Sunday, December 25, 2011

Cleaning gutters, reflecting on life

In several stints in life as a homeowner, I would have to say that cleaning out gutters ranks at the top of my list of least favorite jobs. It's one of those things that has to be done, but I never look forward to it, and since I don't enjoy it, I tend to put it off. This year I put it off until the eve of Christmas eve. It's not as if I didn't have good reasons for delaying. There were finals to grade and Christmas preparations to be completed. I also reasoned that it made sense to wait until the gigantic black walnut tree in our backyard was devoid of leaves. I didn't, after all, want a repeat performance.

About that black walnut tree.  When we bought our home a couple of years ago, we saw it as great feature. It would provide lots of shade, after all. As we've lived with the tree for two falls now, however, we've come to understand its downsides. First it's huge. Its branches spread, not only over our detached garage, but also over the roofs and yards of two of our neighbors, so when the leaves begin to fall, daily raking is required to keep the yard leaf free. This, of course, irritates not only us but our neighbors and makes it unlikely that we will win the "best neighbor" award anytime soon. Finally, those black walnuts are slimy, gross, and heavy. They fall with a sickening thud to the ground, and each family member has come close to being beaned by one of the mini-cannon balls, which could cause serious head injuries. The quotes we've received to remove the tree have been in the $3,000 range, so for now we live with it and make the best of it, and try not to make eye contact with the neighbors.

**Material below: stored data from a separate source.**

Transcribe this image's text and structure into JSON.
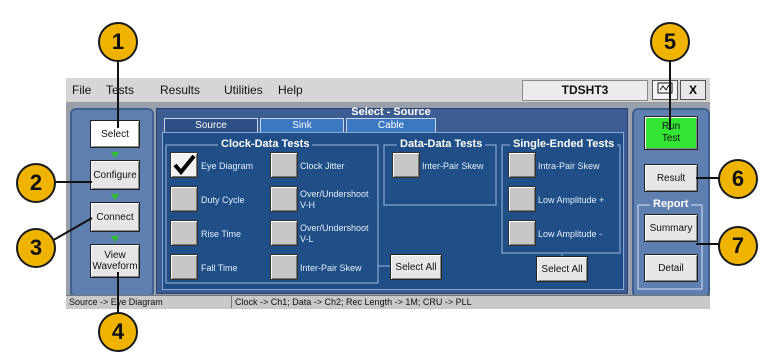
{
  "menu": {
    "file": "File",
    "tests": "Tests",
    "results": "Results",
    "utilities": "Utilities",
    "help": "Help"
  },
  "app_name": "TDSHT3",
  "window_controls": {
    "close": "X",
    "icon": "minimize-icon"
  },
  "nav": {
    "select": "Select",
    "configure": "Configure",
    "connect": "Connect",
    "view_line1": "View",
    "view_line2": "Waveform"
  },
  "panel_title": "Select - Source",
  "tabs": [
    "Source",
    "Sink",
    "Cable"
  ],
  "groups": {
    "clock_data": "Clock-Data Tests",
    "data_data": "Data-Data Tests",
    "single_ended": "Single-Ended Tests"
  },
  "tests": {
    "eye_diagram": "Eye Diagram",
    "duty_cycle": "Duty Cycle",
    "rise_time": "Rise Time",
    "fall_time": "Fall Time",
    "clock_jitter": "Clock Jitter",
    "over_under_vh_1": "Over/Undershoot",
    "over_under_vh_2": "V-H",
    "over_under_vl_1": "Over/Undershoot",
    "over_under_vl_2": "V-L",
    "inter_pair_skew_cd": "Inter-Pair Skew",
    "inter_pair_skew_dd": "Inter-Pair Skew",
    "intra_pair_skew": "Intra-Pair Skew",
    "low_amp_plus": "Low Amplitude +",
    "low_amp_minus": "Low Amplitude -"
  },
  "select_all_1": "Select All",
  "select_all_2": "Select All",
  "right": {
    "run_line1": "Run",
    "run_line2": "Test",
    "result": "Result",
    "report": "Report",
    "summary": "Summary",
    "detail": "Detail"
  },
  "status": {
    "left": "Source -> Eye Diagram",
    "right": "Clock -> Ch1; Data -> Ch2; Rec Length -> 1M; CRU -> PLL"
  },
  "callouts": [
    "1",
    "2",
    "3",
    "4",
    "5",
    "6",
    "7"
  ],
  "colors": {
    "callout": "#f0b400",
    "run_button": "#33e633",
    "panel": "#5f7fb0",
    "pane": "#1f4f86"
  }
}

But back to the gutter cleaning. There's several reasons I dread this job. To begin with, I'm scared of heights, so being perched on a twenty-foot ladder for a couple of hours is not my idea of a good time. It's also gross: handling smelly, wet leaves and muck, even with heavy plastic gloves is enough to take the best appetite away. And it's physically demanding. My calves ache for several days from climbing up and down the ladder, along with other random muscles that apparently are only exercised by the gutter cleaning process.

But as I discovered this year, sometimes even the most despised job can bring unexpected realizations. I had been cleaning the most difficult gutters to reach and the ones most loaded with the produce of the black walnut tree for about an hour when I decided to take a break and drink some water. It was one of those beautiful Oregon winter days: the sun was shining; it was crisp but not too cold, one of those days when a sweatshirt and jeans are all you need and you never get too hot or too cold. As I sat on my front porch, I felt the sun on my face. I felt the mild ache in my calves and shoulders, not that painful ache that would come in a day or too, but that pleasurable feeling of aliveness that comes with physical activity.

And then I thought about my dad. He's just turned 90 and lives in a nice retirement apartment, but his body is wearing out. Throughout his long life (and no doubt one of the reasons he's lived this long), he's valued physical activity: golf, tennis, outdoor jobs around the house. Well into his 80s he was still mowing his own lawn, playing weekly rounds of golf, and swimming laps in the athletic club pool several times a week. These days, he uses a motorized scooter to get from his apartment to the dining area and a wheelchair or walker to get from his scooter to his bed. I wondered what he would give, for just one day, to be physically active again, to feel the sun on his face and the ache in his calves after doing some necessary work. I wondered if he wouldn't even mind cleaning out gutters to feel that vitality in his body once again.